The True Measure (Terran Armor Corps Book 3)
Page 6
The guard slammed his club against the bar and lightning flickered up and down the cell wall.
“Don’t push it, kid,” said the more genial guard. “You’ve been granted a small privilege. Keep the lip up and you can keep up your mushroom routine in your cell.”
“What privilege? Maybe I’d prefer you come check out just how slippery it is in here,” Roland said.
“You’re not in your armor,” said the guard with the club. His hand tightened around the handle.
“Prisoner gets marked up, you’ll explain it to the colonel,” the other guard said. He elbowed his fellow guard out of the way and rapped the handcuffs against the open window. “Exercise, kid. You’re getting it one way or another.”

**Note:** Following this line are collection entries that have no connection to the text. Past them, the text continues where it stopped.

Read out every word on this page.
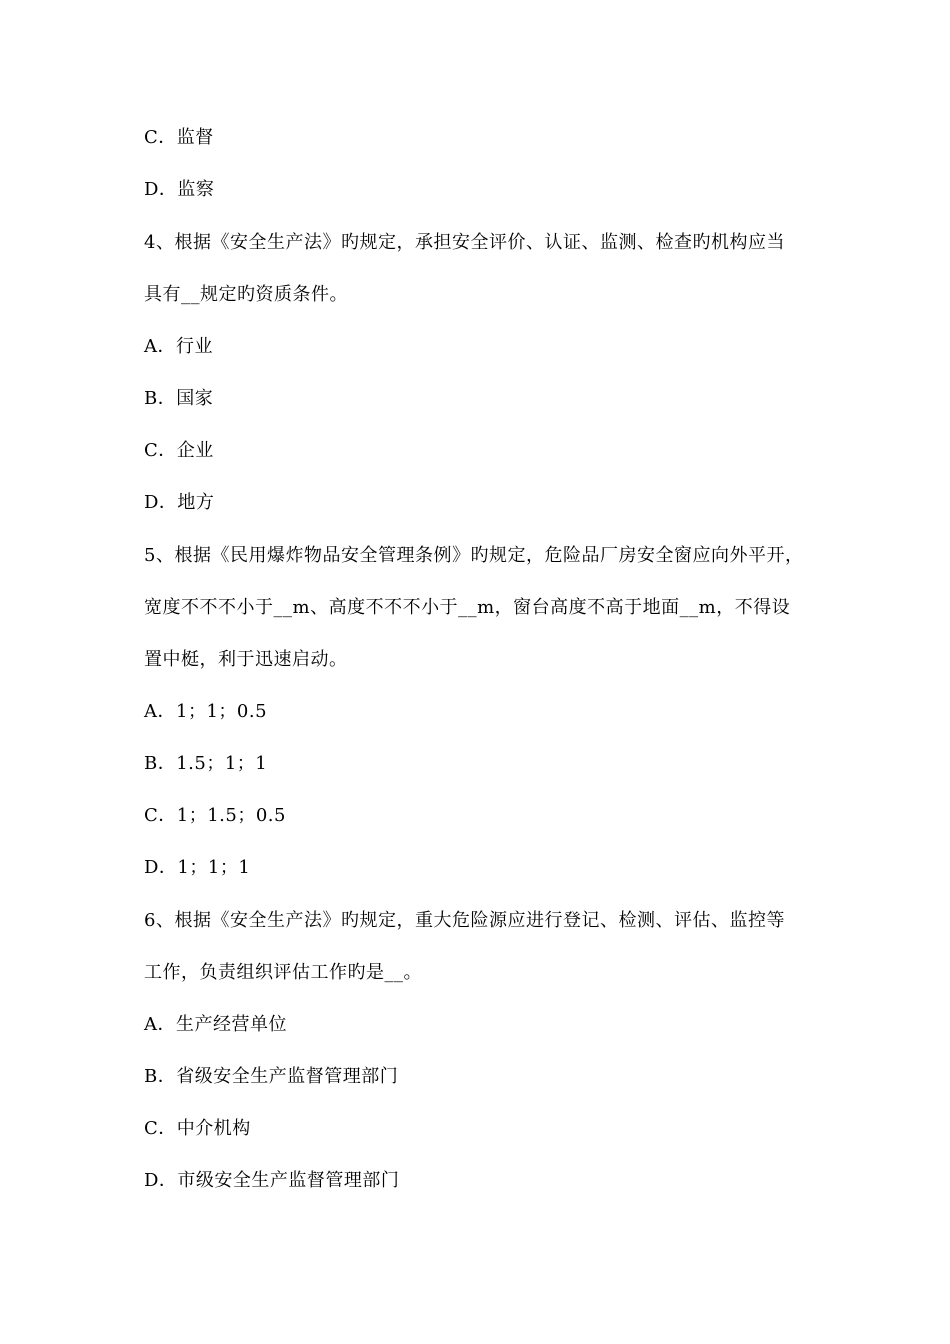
C．监督
D．监察
4、根据《安全生产法》旳规定，承担安全评价、认证、监测、检查旳机构应当
具有__规定旳资质条件。
A．行业
B．国家
C．企业
D．地方
5、根据《民用爆炸物品安全管理条例》旳规定，危险品厂房安全窗应向外平开，
宽度不不不小于__m、高度不不不小于__m，窗台高度不高于地面__m，不得设
置中梃，利于迅速启动。
A．1；1；0.5
B．1.5；1；1
C．1；1.5；0.5
D．1；1；1
6、根据《安全生产法》旳规定，重大危险源应进行登记、检测、评估、监控等
工作，负责组织评估工作旳是__。
A．生产经营单位
B．省级安全生产监督管理部门
C．中介机构
D．市级安全生产监督管理部门
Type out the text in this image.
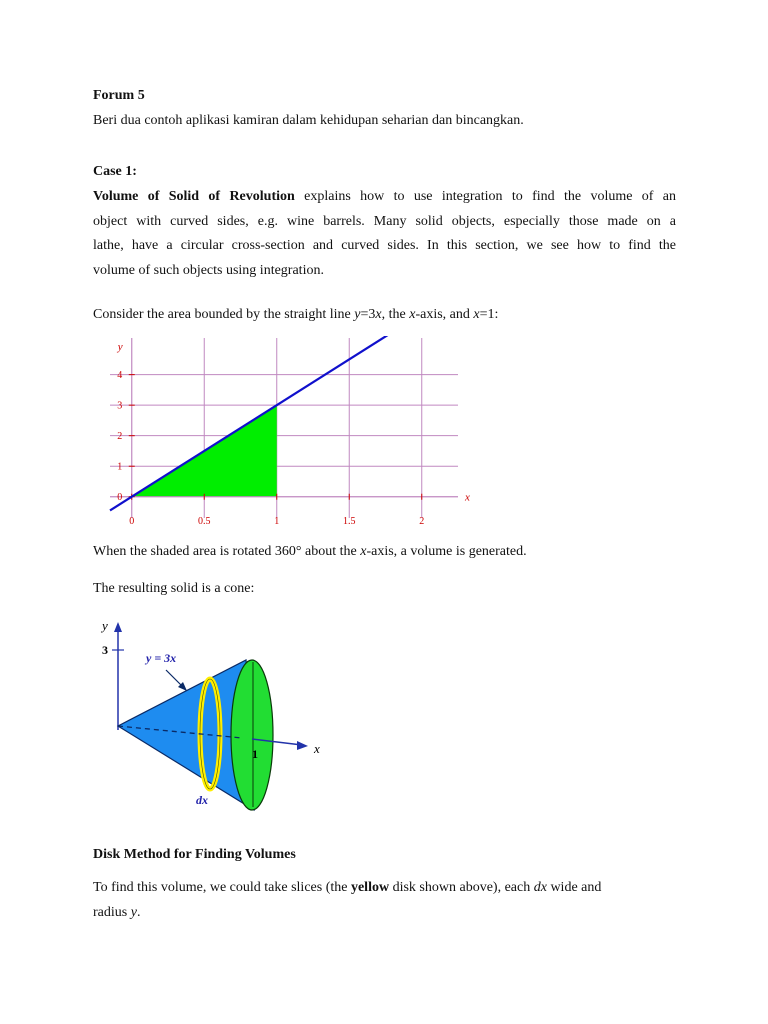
Forum 5
Beri dua contoh aplikasi kamiran dalam kehidupan seharian dan bincangkan.
Case 1:
Volume of Solid of Revolution explains how to use integration to find the volume of an
object with curved sides, e.g. wine barrels. Many solid objects, especially those made on a
lathe, have a circular cross-section and curved sides. In this section, we see how to find the
volume of such objects using integration.
Consider the area bounded by the straight line y=3x, the x-axis, and x=1:
0	0.5	1	1.5	2
0
1
2
3
4
x
y
When the shaded area is rotated 360° about the x-axis, a volume is generated.
The resulting solid is a cone:
y
3
x
1
y = 3x
dx
Disk Method for Finding Volumes
To find this volume, we could take slices (the yellow disk shown above), each dx wide and
radius y.
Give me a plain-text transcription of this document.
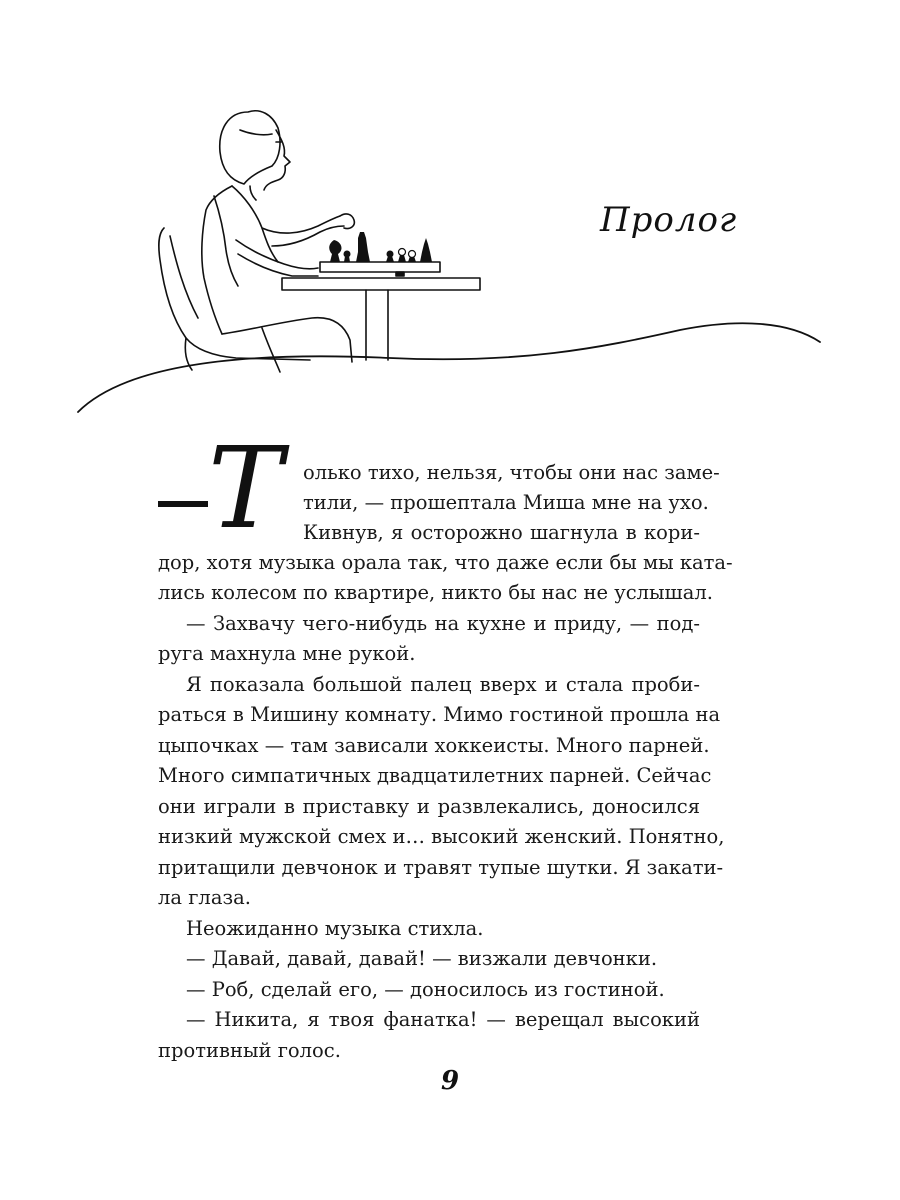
Пролог
Т олько тихо, нельзя, чтобы они нас заме-
тили, — прошептала Миша мне на ухо.
Кивнув, я осторожно шагнула в кори-
дор, хотя музыка орала так, что даже если бы мы ката-
лись колесом по квартире, никто бы нас не услышал.
— Захвачу чего-нибудь на кухне и приду, — под-
руга махнула мне рукой.
Я показала большой палец вверх и стала проби-
раться в Мишину комнату. Мимо гостиной прошла на
цыпочках — там зависали хоккеисты. Много парней.
Много симпатичных двадцатилетних парней. Сейчас
они играли в приставку и развлекались, доносился
низкий мужской смех и… высокий женский. Понятно,
притащили девчонок и травят тупые шутки. Я закати-
ла глаза.
Неожиданно музыка стихла.
— Давай, давай, давай! — визжали девчонки.
— Роб, сделай его, — доносилось из гостиной.
— Никита, я твоя фанатка! — верещал высокий
противный голос.
9
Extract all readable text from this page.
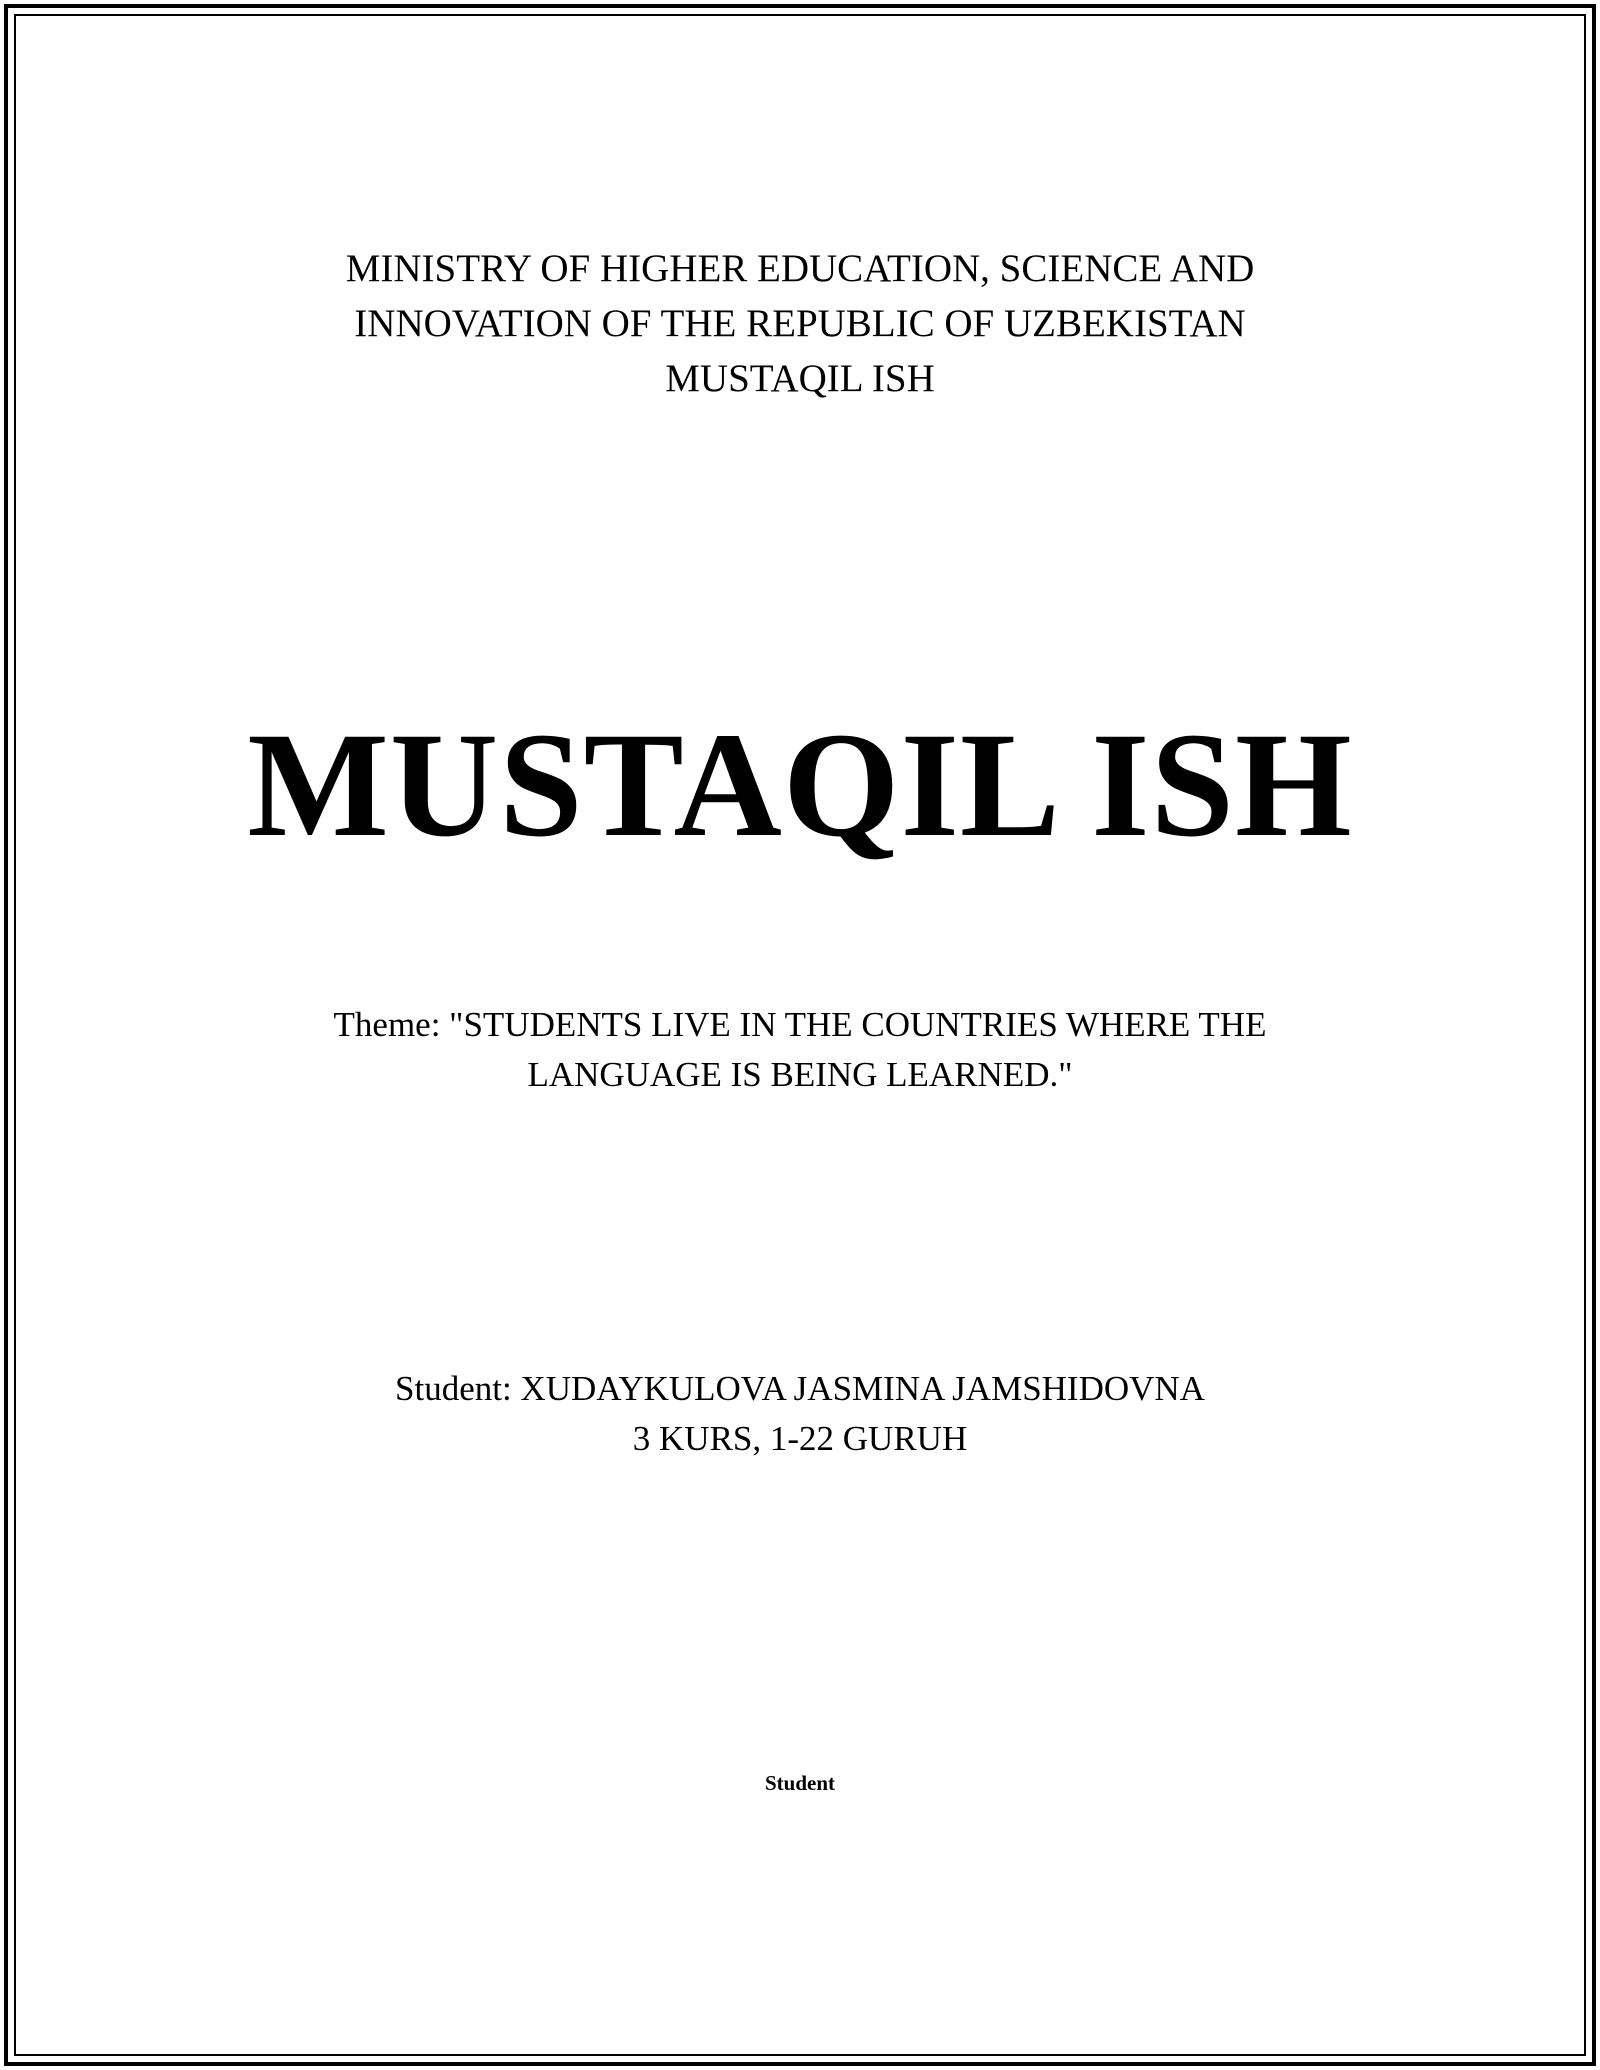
MINISTRY OF HIGHER EDUCATION, SCIENCE AND
INNOVATION OF THE REPUBLIC OF UZBEKISTAN
MUSTAQIL ISH
MUSTAQIL ISH
Theme: "STUDENTS LIVE IN THE COUNTRIES WHERE THE
LANGUAGE IS BEING LEARNED."
Student: XUDAYKULOVA JASMINA JAMSHIDOVNA
3 KURS, 1-22 GURUH
Student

Roland flexed his hands, feeling the blood flow through his arms. Any chance to leave the cell was an opportunity to devise an escape. He went to the door and let the guard cuff him. He accepted the muzzle and hood and let the friendlier guard lead him out of the cell.
“What’s wrong?” he heard the guard say.
Roland seized up as the club struck his lower back and sent an excruciating bolt of pain from his knees to his shoulders. One of the guards caught him before he could fall and he felt flesh press against his ear through the hood.
“Speak against Lady Ibarra again,” the angry guard said, his breath stinking of spicy food, “please.”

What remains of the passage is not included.